Pterostilbene downregulates BCR/ABL and induces apoptosis of T315I-mutated BCR/ABL-positive leukemic cells

• Published in: Scientific reports Vol. 12; no. 1; p. 704
• Main Authors: Kawakami, Shohei, Tsuma-Kaneko, Mitsuyo, Sawanobori, Masakazu, Uno, Tomoko, Nakamura, Yoshihiko, Matsuzawa, Hideyuki, Suzuki, Rikio, Onizuka, Makoto, Yahata, Takashi, Naka, Kazuhito, Ando, Kiyoshi, Kawada, Hiroshi
• Format: Journal Article
• Language: English
• Published: England Nature Publishing Group 13.01.2022; Nature Publishing Group UK; Nature Portfolio
• Subjects: Abl gene; Administration, Oral; AKT protein; Animals; Apoptosis; Apoptosis - drug effects; BCR gene; BCR protein; Bone marrow; Caspase; Caspases - metabolism; Down-Regulation - drug effects; Endoplasmic reticulum; Endoplasmic Reticulum Stress; Enzyme inhibitors; Extracellular signal-regulated kinase; Fusion protein; Fusion Proteins, bcr-abl - genetics; Fusion Proteins, bcr-abl - metabolism; Hematopoietic stem cells; Hematopoietic Stem Cells - pathology; Humans; Kinases; Leukemia; Leukemia - drug therapy; Leukemia - genetics; Leukemia - pathology; Mice; Mutation - genetics; NF-kappa B - metabolism; NF-κB protein; Oral administration; Progenitor cells; Proteasomes; Protein-tyrosine kinase; Proto-Oncogene Proteins c-akt - metabolism; Resveratrol; Signal transduction; Stilbenes - administration & dosage; Stilbenes - pharmacology; Tumor Cells, Cultured; Tumors
• ISSN: 2045-2322; 2045-2322
• DOI: 10.1038/s41598-021-04654-1

In this study, we examined the antileukemic effects of pterostilbene, a natural methylated polyphenol analog of resveratrol that is predominantly found in berries and nuts, using various human and murine leukemic cells, as well as bone marrow samples obtained from patients with leukemia. Pterostilbene administration significantly induced apoptosis of leukemic cells, but not of non-malignant hematopoietic stem/progenitor cells.
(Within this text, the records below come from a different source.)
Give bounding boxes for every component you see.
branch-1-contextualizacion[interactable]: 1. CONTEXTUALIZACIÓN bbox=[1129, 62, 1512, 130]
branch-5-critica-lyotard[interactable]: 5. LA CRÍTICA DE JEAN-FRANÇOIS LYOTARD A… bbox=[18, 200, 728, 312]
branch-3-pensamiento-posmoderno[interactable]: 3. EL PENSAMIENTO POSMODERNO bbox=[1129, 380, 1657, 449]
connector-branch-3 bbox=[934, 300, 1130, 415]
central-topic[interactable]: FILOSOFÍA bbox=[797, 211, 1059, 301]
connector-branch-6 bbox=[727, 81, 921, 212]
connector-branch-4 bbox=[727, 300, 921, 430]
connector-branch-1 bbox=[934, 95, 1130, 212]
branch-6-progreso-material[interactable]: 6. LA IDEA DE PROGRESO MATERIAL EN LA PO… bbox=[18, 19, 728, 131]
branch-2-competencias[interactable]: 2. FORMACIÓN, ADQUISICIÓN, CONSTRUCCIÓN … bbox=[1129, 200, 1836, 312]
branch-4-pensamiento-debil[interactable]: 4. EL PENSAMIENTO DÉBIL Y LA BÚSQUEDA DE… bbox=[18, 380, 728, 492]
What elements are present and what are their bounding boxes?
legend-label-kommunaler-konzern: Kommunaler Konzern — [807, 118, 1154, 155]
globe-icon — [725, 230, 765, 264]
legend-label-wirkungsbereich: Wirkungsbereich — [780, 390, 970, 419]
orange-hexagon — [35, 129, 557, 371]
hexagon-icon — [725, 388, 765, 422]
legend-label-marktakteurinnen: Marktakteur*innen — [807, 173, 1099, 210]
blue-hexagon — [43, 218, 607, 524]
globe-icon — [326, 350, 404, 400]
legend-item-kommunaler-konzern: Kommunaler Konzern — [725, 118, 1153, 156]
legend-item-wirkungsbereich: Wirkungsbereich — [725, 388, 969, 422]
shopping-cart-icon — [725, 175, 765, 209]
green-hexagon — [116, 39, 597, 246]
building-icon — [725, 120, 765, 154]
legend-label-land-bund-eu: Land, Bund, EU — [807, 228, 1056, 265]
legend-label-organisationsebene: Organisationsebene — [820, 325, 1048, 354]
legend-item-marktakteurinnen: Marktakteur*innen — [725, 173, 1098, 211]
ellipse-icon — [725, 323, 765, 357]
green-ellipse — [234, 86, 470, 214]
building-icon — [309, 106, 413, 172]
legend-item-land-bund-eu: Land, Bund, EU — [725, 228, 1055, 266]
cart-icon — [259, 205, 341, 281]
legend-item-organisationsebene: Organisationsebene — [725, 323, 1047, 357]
Interestingly, pterostilbene was highly effective in inducing apoptosis of leukemic cells harboring the BCR/ABL fusion gene, including ABL tyrosine kinase inhibitor (TKI)-resistant cells with the T315I mutation. In BCR/ABL leukemic cells, pterostilbene decreased the BCR/ABL fusion protein levels and suppressed AKT and NF-κB activation. We further demonstrated that pterostilbene along with U0126, an inhibitor of the MEK/ERK signaling pathway, synergistically induced apoptosis of BCR/ABL cells. Our results further suggest that pterostilbene-promoted downregulation of BCR/ABL involves caspase activation triggered by proteasome inhibition-induced endoplasmic reticulum stress. Moreover, oral administration of pterostilbene significantly suppressed tumor growth in mice transplanted with BCR/ABL leukemic cells. Taken together, these results suggest that pterostilbene may hold potential for the treatment of BCR/ABL leukemia, in particular for those showing ABL-dependent TKI resistance.